When called with a df, must return a boolean Series.
Example:
df.pipe(filter_rows, bool_filter_keep=lambda df_: df_["foobar"] == 3)
"""
if bool_filter_keep is None and bool_filter_remove is None:
raise ValueError("Either `bool_filter_keep` or `bool_filter_remove` must be passed.")
elif bool_filter_keep is not None and bool_filter_remove is not None:
raise ValueError("Only `bool_filter_keep` or `bool_filter_remove` must be passed.")
shape_in = df.shape
if bool_filter_keep:
mask_keep = bool_filter_keep(df)
elif bool_filter_remove:
mask_keep = ~bool_filter_remove(df)
else:
raise ValueError("At this point, one filter must exist.")
df = df.loc[mask_keep, :]
shape_out = df.shape
n_in, n_out = shape_in[0], shape_out[0]
if n_in != n_out or not only_log_changes:
logger.info(
f"Row filter ({name}): {n_out - n_in:+} rows, "
f"(removed: {n_in - mask_keep.sum()}, {(n_in - mask_keep.sum()) / n_in:.2f}) "
f"(kept: {mask_keep.sum()}, {mask_keep.sum() / n_in:.2f}) "
f"({shape_in=}, {shape_out=})"
)
return df
This seems like a lot of bloat for a single line of logic df = df.loc[mask_keep, :]
, but it comes with clear benefits, as soon as the filters become more complex.
Simplistic example:
@log_step
def transform(df):
return df.iloc[:-2,:]
df = pd.DataFrame.from_dict(
dict(
foo=[1, 2, 3, 4, 5, 6, 7],
bar=["a", "b", "c", "d", "e", "f", "g"],
)
)
transform(df).pipe(
filter_rows,
bool_filter_keep=lambda df_: df_["foo"] <= 3,
name="valid-foo",
).pipe(
filter_rows,
bool_filter_remove=lambda df_: df_["foo"] == 3,
name="no-three",
)
Output:
INFO:transform:transform: returned shape=(5, 2), 0.000109 s
INFO:minimal:Row filter (valid-foo): -2 rows, (removed: 2, 0.40) (kept: 3, 0.60) (shape_in=(5, 2), shape_out=(3, 2))
INFO:minimal:Row filter (no-three): -1 rows, (removed: 1, 0.33) (kept: 2, 0.67) (shape_in=(3, 2), shape_out=(2, 2))
Note: this will always log with the logger of the module that contains the filter_rows
function.
It should be possible to log with the logger of the caller (see here, untested).
Merge operations
The next fragile operation in pandas codebases are merges. Make sure to:
- Consider specifying the
validate
parameter, so that you document and check the expected merge (1:1, 1:n, n:1, n:n) - Always explicitly list the columns to merge on (i.e., pass
on
, orright_on
andleft_on
). - Always log input and output shapes.
- Often it makes sense to explicitly filter the list of columns to use in the left/right dataframes, or to at least do it for one side, usually the right one.
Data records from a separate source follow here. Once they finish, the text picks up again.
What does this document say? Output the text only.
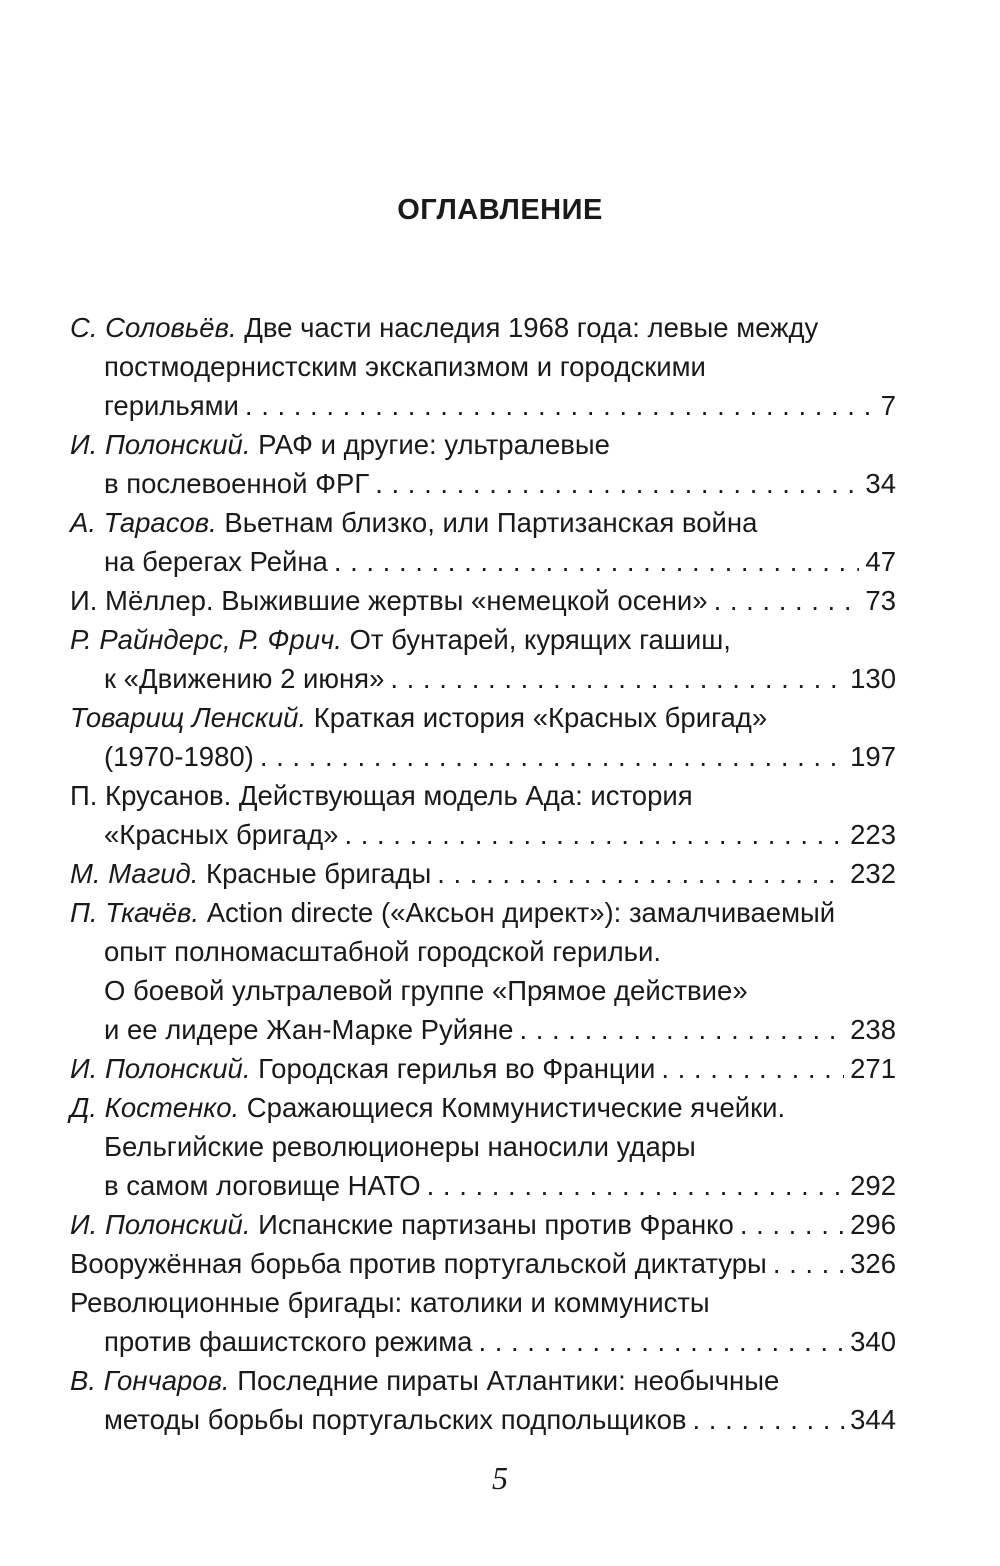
ОГЛАВЛЕНИЕ
С. Соловьёв. Две части наследия 1968 года: левые между
постмодернистским экскапизмом и городскими
герильями . . .	7
И. Полонский. РАФ и другие: ультралевые
в послевоенной ФРГ . . .	34
А. Тарасов. Вьетнам близко, или Партизанская война
на берегах Рейна . . .	47
И. Мёллер. Выжившие жертвы «немецкой осени» . . .	73
Р. Райндерс, Р. Фрич. От бунтарей, курящих гашиш,
к «Движению 2 июня» . . .	130
Товарищ Ленский. Краткая история «Красных бригад»
(1970-1980) . . .	197
П. Крусанов. Действующая модель Ада: история
«Красных бригад» . . .	223
М. Магид. Красные бригады . . .	232
П. Ткачёв. Action directe («Аксьон директ»): замалчиваемый
опыт полномасштабной городской герильи.
О боевой ультралевой группе «Прямое действие»
и ее лидере Жан-Марке Руйяне . . .	238
И. Полонский. Городская герилья во Франции . . .	271
Д. Костенко. Сражающиеся Коммунистические ячейки.
Бельгийские революционеры наносили удары
в самом логовище НАТО . . .	292
И. Полонский. Испанские партизаны против Франко . . .	296
Вооружённая борьба против португальской диктатуры . . .	326
Революционные бригады: католики и коммунисты
против фашистского режима . . .	340
В. Гончаров. Последние пираты Атлантики: необычные
методы борьбы португальских подпольщиков . . .	344
5
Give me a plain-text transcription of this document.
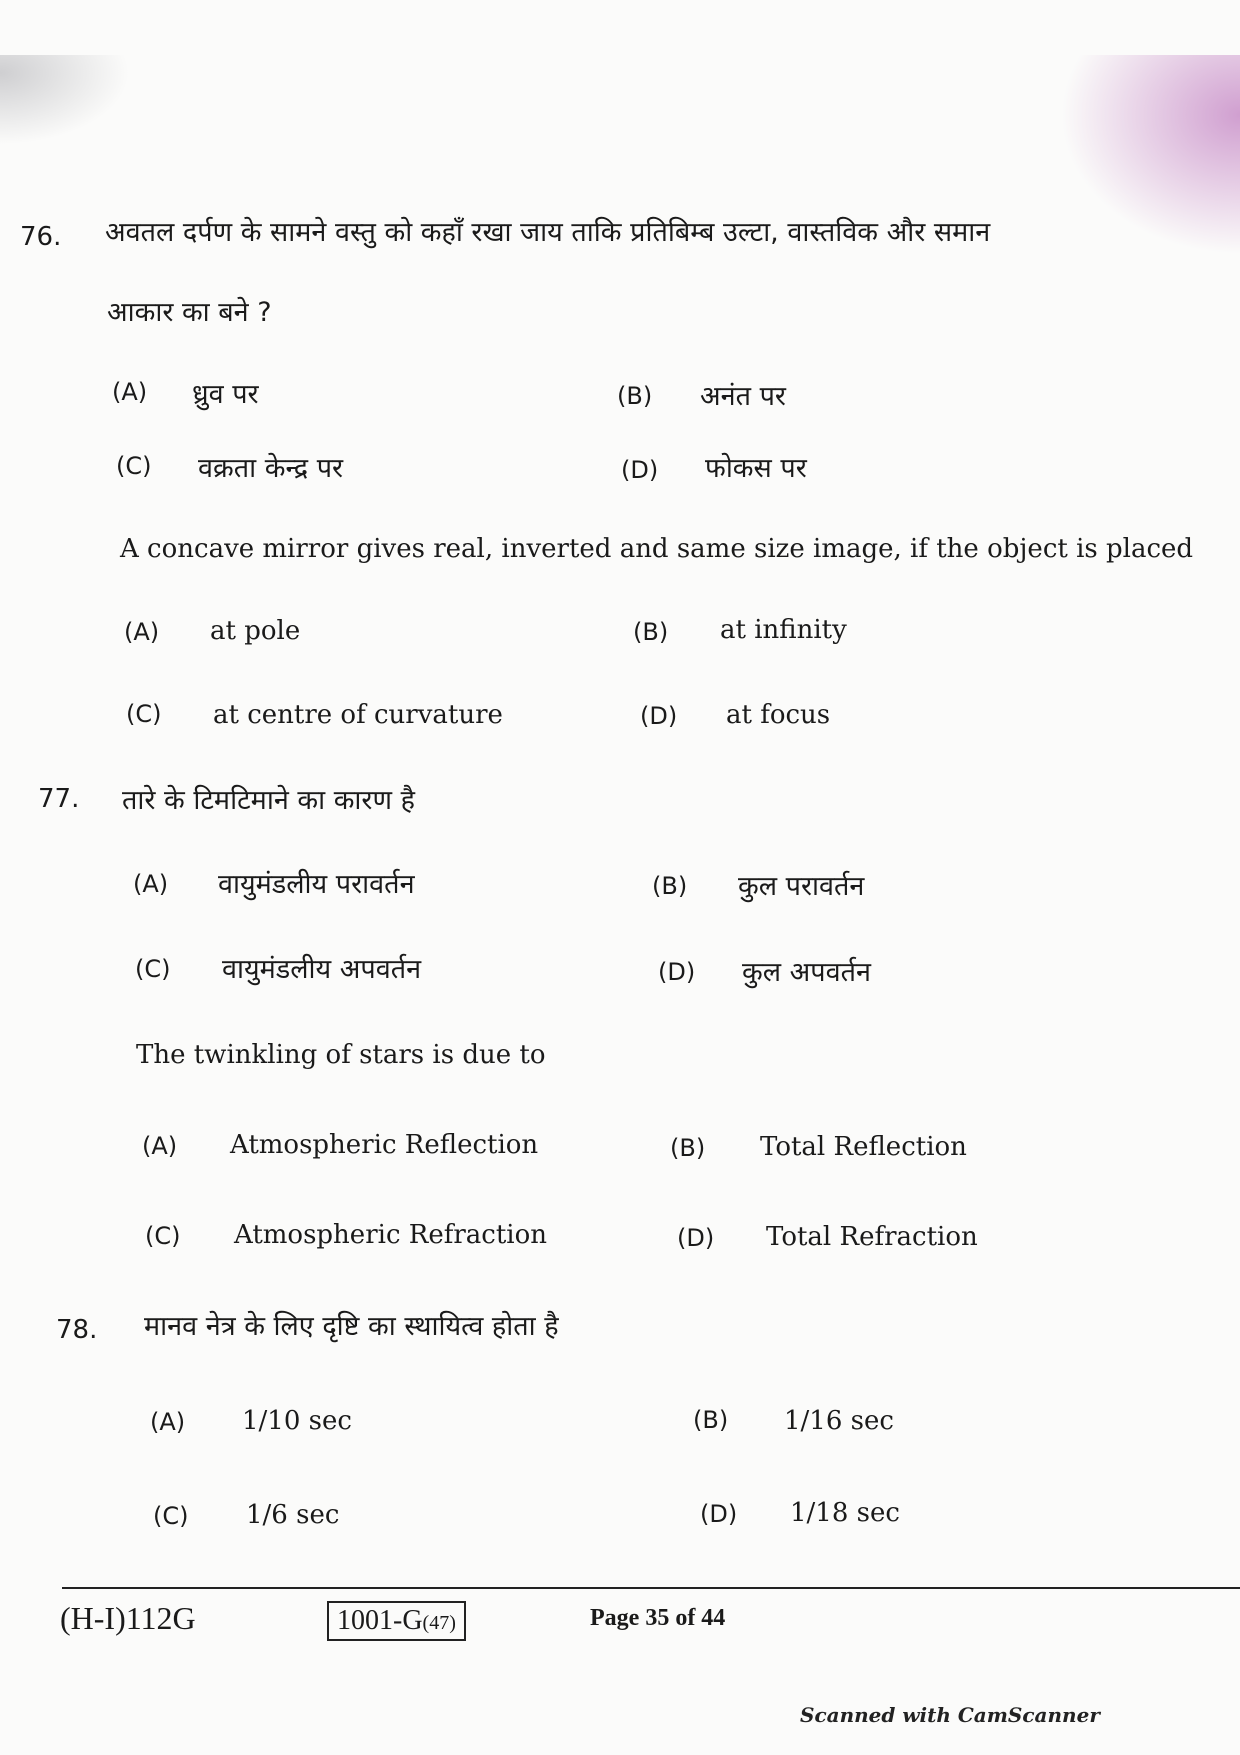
76. अवतल दर्पण के सामने वस्तु को कहाँ रखा जाय ताकि प्रतिबिम्ब उल्टा, वास्तविक और समान
आकार का बने ?
(A) ध्रुव पर	(B) अनंत पर
(C) वक्रता केन्द्र पर	(D) फोकस पर
A concave mirror gives real, inverted and same size image, if the object is placed
(A) at pole	(B) at infinity
(C) at centre of curvature	(D) at focus
77. तारे के टिमटिमाने का कारण है
(A) वायुमंडलीय परावर्तन	(B) कुल परावर्तन
(C) वायुमंडलीय अपवर्तन	(D) कुल अपवर्तन
The twinkling of stars is due to
(A) Atmospheric Reflection	(B) Total Reflection
(C) Atmospheric Refraction	(D) Total Refraction
78. मानव नेत्र के लिए दृष्टि का स्थायित्व होता है
(A) 1/10 sec	(B) 1/16 sec
(C) 1/6 sec	(D) 1/18 sec
(H-I)112G	1001-G(47)	Page 35 of 44
Scanned with CamScanner
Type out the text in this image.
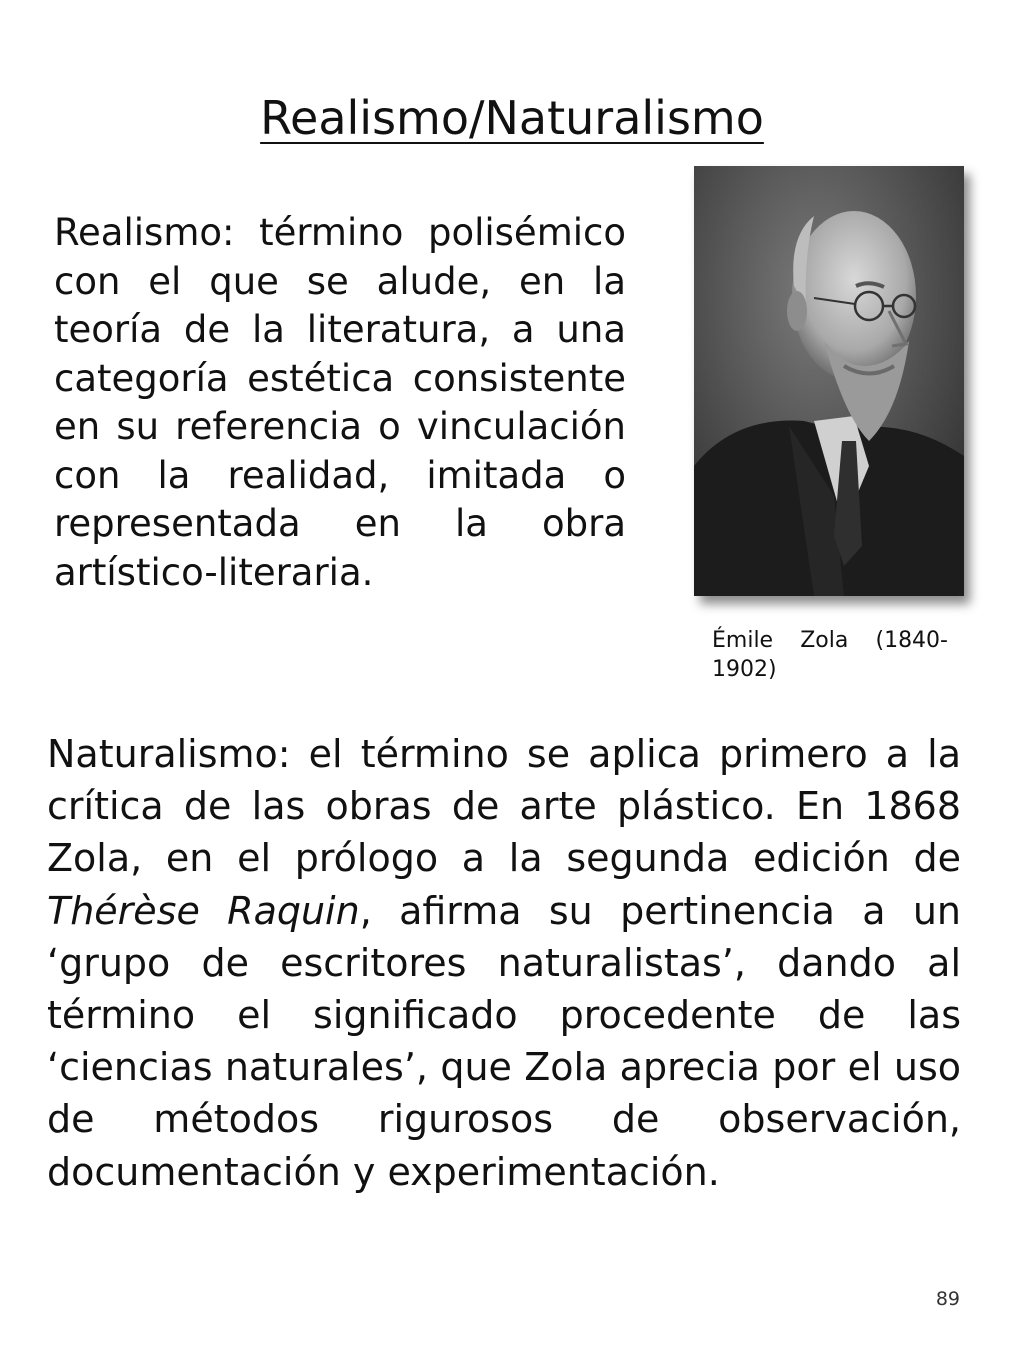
Realismo/Naturalismo

Realismo: término polisémico con el que se alude, en la teoría de la literatura, a una categoría estética consistente en su referencia o vinculación con la realidad, imitada o representada en la obra artístico-literaria.

Émile Zola (1840-1902)

Naturalismo: el término se aplica primero a la crítica de las obras de arte plástico. En 1868 Zola, en el prólogo a la segunda edición de Thérèse Raquin, afirma su pertinencia a un ‘grupo de escritores naturalistas’, dando al término el significado procedente de las ‘ciencias naturales’, que Zola aprecia por el uso de métodos rigurosos de observación, documentación y experimentación.

89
For logging, similar to the previous approach:
def merge_dfs(
left: pd.DataFrame,
right: pd.DataFrame,
name: str,
**kwargs,
) -> pd.DataFrame:
"""
Consider following these conventions:
- Use pandas' `validate` parameter.
- Always pass `on`, or `left_on` and `right_on`.
"""
shape_left, shape_right = left.shape, right.shape
df = left.merge(
right=right,
**kwargs
)
shape_out = df.shape
n_left, n_out = shape_left[0], shape_out[0]
logger.info(
f"Merging ({name}): {n_out - n_left:+} rows, "
f"({shape_left=}, {shape_out=}, {shape_right=})"
)
return df
# Simplistic example when doing method chaining:
df_a.pipe(
merge_dfs,
name="Merging a with b",
right=df_b,
on=["foo"],
how="left",
)
Output:
INFO:minimal:Merging (Merging a with b): +1 rows, (shape_left=(7, 2), shape_out=(8, 3), shape_right=(4, 2))
Conclusion
Writing pandas operations with the chained method style lends itself to easily log additional information to keep sane and let you go fast when whipping your PoC-of-the-day.
Open points and references
- There are existing libraries that I need to explore further. See, e.g., pandas-log.